"Aku dengar kalian membangun menara?" tanyanya ragu.
"Benar," jawab Rawari. "Bukan menara untuk melihat langit, tapi untuk memperkuat tanah ini dari dalam. Tempat semua makhluk bisa tinggal dan bernapas bersama."
"Tapi mengapa membangunnya di dalam tanah?" udang itu menggeliat, mencoba memahami.
Patu mendekat dan menepuk tubuh berlendir itu dengan lembut.
"Karena kekuatan tak selalu tumbuh ke atas," katanya. "Kadang, kekuatan justru lahir dari kedalaman yang gelap, dari lapisan lumpur yang lembab dan bau.
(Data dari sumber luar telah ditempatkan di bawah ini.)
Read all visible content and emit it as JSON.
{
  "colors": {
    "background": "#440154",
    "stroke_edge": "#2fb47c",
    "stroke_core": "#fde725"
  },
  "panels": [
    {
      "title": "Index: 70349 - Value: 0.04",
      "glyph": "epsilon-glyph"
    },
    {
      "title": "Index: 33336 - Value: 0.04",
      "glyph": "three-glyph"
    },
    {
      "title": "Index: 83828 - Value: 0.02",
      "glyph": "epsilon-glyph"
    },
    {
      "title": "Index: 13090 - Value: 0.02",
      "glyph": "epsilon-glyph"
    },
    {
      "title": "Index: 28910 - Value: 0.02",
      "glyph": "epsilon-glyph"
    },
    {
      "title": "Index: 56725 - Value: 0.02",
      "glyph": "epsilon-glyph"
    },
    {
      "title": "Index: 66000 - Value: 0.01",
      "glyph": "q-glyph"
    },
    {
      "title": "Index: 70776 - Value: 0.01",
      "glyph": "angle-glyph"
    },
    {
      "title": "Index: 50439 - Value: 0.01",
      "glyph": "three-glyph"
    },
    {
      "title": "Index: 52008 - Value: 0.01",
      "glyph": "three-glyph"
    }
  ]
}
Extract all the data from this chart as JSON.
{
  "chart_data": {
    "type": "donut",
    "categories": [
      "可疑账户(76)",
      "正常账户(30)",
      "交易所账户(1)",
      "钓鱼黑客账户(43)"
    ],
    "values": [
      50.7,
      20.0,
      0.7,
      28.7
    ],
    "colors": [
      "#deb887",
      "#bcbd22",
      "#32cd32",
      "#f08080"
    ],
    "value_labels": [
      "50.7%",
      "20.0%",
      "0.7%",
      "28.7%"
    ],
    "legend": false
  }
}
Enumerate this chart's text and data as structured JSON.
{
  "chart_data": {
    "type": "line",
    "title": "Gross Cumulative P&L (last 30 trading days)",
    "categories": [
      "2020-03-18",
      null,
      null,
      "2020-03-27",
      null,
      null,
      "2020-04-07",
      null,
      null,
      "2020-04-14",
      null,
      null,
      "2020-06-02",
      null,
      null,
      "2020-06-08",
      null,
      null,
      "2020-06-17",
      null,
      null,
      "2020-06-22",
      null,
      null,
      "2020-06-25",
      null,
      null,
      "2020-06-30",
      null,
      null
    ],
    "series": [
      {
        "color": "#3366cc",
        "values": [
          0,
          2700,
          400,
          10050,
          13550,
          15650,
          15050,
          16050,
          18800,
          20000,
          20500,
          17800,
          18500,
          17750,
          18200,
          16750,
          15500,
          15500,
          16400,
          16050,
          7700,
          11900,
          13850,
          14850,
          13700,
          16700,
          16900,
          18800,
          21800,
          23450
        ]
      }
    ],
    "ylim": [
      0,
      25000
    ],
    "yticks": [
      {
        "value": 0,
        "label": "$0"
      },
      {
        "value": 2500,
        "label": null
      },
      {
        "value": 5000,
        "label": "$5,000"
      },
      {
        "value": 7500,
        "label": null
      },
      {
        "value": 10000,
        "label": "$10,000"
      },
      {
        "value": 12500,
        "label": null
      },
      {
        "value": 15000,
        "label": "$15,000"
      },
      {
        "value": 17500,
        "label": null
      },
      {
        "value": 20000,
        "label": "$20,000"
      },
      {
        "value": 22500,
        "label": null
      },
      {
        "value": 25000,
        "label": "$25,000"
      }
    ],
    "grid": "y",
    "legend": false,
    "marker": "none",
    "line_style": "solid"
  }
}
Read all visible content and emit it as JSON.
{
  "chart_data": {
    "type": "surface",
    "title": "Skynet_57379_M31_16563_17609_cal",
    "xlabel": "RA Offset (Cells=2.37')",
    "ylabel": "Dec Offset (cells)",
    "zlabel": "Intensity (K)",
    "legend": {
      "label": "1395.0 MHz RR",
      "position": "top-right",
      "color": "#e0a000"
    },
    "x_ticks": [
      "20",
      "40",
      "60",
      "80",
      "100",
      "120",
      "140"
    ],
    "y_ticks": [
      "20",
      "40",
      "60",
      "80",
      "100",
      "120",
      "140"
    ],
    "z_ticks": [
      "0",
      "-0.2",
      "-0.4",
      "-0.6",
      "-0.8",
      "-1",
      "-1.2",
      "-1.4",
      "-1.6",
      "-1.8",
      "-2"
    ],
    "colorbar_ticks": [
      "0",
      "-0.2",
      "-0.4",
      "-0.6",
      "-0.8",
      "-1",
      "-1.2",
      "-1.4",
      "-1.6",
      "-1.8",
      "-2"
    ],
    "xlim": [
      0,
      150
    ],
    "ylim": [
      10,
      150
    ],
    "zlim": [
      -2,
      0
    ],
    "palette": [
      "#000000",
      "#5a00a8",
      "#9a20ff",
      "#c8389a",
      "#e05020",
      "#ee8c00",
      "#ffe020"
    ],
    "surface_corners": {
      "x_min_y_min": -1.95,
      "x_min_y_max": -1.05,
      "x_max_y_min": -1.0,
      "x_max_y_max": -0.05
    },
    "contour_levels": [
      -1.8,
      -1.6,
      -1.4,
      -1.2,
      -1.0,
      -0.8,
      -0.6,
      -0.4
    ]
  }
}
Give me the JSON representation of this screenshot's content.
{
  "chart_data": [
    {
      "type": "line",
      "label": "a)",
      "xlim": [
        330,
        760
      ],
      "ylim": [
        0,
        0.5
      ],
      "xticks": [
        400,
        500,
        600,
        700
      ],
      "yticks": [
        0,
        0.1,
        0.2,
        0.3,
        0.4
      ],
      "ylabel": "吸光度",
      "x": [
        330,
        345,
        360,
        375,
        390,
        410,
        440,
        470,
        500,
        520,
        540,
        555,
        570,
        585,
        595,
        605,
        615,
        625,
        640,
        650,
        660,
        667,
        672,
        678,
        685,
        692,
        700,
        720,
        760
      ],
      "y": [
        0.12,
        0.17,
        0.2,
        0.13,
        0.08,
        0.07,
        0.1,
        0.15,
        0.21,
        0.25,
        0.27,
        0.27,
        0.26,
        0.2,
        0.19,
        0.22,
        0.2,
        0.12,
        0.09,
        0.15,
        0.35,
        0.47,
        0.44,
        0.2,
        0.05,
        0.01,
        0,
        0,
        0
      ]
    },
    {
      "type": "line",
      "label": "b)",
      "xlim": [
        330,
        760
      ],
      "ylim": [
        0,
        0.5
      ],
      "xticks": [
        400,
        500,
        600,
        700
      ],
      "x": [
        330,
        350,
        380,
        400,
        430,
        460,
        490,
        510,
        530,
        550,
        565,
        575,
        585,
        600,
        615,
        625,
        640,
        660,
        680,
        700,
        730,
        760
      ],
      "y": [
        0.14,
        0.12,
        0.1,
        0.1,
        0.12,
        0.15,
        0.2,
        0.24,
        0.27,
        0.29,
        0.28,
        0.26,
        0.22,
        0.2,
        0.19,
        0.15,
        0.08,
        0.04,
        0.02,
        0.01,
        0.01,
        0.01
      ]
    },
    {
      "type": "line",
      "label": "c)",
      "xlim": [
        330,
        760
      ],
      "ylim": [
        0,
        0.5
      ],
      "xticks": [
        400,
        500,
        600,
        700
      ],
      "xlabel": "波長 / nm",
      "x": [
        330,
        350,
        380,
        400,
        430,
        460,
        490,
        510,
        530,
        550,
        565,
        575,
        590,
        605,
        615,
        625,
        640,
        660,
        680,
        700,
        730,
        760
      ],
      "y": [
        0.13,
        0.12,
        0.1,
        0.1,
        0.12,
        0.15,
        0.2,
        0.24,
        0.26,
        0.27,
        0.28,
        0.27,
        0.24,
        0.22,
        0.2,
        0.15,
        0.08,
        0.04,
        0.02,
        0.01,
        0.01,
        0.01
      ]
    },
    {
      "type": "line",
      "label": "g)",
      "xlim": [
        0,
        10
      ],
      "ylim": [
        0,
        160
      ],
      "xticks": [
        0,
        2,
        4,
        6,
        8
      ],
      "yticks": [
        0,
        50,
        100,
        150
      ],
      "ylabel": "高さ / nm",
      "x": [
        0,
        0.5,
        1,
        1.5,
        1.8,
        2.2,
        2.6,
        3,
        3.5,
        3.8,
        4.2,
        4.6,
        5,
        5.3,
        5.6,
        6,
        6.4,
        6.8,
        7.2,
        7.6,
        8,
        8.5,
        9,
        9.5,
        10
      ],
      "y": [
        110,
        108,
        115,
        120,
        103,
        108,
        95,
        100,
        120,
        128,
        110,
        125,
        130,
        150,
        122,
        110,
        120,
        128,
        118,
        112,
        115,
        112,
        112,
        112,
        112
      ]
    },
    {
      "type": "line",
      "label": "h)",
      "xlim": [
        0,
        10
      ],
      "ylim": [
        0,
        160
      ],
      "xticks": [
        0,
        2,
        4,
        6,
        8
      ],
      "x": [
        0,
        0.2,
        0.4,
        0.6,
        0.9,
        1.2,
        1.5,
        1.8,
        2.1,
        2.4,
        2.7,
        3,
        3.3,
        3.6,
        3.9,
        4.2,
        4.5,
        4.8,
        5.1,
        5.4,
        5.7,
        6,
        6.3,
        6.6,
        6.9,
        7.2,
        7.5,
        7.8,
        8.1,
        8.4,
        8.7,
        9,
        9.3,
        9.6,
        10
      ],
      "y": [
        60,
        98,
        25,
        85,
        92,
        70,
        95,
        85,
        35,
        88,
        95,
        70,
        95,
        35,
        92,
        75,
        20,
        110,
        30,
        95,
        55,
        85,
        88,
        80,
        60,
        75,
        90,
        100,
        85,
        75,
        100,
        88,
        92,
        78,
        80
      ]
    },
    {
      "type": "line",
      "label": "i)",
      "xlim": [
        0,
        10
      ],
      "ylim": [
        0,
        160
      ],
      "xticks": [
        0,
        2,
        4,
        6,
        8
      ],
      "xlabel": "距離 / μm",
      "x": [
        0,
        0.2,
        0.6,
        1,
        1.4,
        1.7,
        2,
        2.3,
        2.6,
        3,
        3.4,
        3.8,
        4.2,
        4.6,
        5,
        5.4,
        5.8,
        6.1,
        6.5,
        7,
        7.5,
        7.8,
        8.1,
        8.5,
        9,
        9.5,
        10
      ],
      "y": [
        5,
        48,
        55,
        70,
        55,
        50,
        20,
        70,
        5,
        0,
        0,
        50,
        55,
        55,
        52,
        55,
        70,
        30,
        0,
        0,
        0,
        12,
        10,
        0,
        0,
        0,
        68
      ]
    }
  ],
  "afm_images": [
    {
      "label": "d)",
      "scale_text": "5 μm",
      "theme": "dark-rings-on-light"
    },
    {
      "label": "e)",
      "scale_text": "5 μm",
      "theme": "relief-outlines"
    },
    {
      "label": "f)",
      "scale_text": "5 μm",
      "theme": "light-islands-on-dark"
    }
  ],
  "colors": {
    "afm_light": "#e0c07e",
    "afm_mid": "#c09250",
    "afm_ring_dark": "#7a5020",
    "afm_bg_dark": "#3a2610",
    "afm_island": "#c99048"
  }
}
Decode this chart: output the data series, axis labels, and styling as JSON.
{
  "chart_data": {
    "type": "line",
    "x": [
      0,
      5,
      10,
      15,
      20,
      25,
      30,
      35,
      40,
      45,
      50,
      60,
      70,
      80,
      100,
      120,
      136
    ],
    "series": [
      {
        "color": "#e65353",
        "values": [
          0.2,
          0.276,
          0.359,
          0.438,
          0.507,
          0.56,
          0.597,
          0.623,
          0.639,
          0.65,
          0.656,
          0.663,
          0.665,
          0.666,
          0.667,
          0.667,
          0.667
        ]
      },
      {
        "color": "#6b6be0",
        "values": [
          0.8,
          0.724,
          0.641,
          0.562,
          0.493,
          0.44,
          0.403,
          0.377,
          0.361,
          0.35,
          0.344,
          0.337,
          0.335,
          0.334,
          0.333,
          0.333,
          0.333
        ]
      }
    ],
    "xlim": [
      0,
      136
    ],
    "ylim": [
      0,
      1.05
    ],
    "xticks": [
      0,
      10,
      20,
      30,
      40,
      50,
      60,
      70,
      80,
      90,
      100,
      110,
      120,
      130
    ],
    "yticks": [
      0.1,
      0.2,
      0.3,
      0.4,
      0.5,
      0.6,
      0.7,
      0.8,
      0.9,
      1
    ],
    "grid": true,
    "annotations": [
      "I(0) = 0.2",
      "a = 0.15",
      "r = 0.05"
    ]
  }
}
Seperti akar-akar yang kau jaga dengan tubuhmu, bukan?"
Udang itu diam sejenak, lalu mengangguk. "Aku akan panggil belut-belut dari kolam selatan. Mereka bisa bantu menggali dengan tubuh mereka yang panjang."
Tak lama kemudian, suara gesekan tanah terdengar semakin banyak. Belut-belut datang, melata di sela-sela semut dan udang, bahu-membahu tanpa suara, menggali dan membuka jalan.
Patu berdiri mematung sesaat. "Musamus, lihatlah," gumamnya dalam hati. "Dari udara yang nyaris tak terlihat ini, dari napas yang mengendap di kedalaman, kami bangun kehidupan."
Sementara itu, dari permukaan, seekor burung rawa menyanyikan nada rendah. Suaranya menjalar masuk ke lubang ventilasi tanah dan menjadi gema yang menenangkan. Anak-anak semut yang masih belajar menggambar di tanah mendongak. Mereka menggambar garis-garis berliku yang menyerupai akar, sebuah lambang bahwa yang tak terlihat di atas, justru menopang segalanya.
"Patu," kata Rawari kemudian, "menara ini akan selesai dalam tiga malam. Tapi bagaimana dengan yang di atas? Apakah kita tidak akan bangun apa-apa di permukaan?"
"Kita akan tanam satu pohon palem di atasnya," jawab Patu. "Satu saja. Biar akarnya menembus ke dalam ruang ini, menyatu dengan lorong-lorong udara."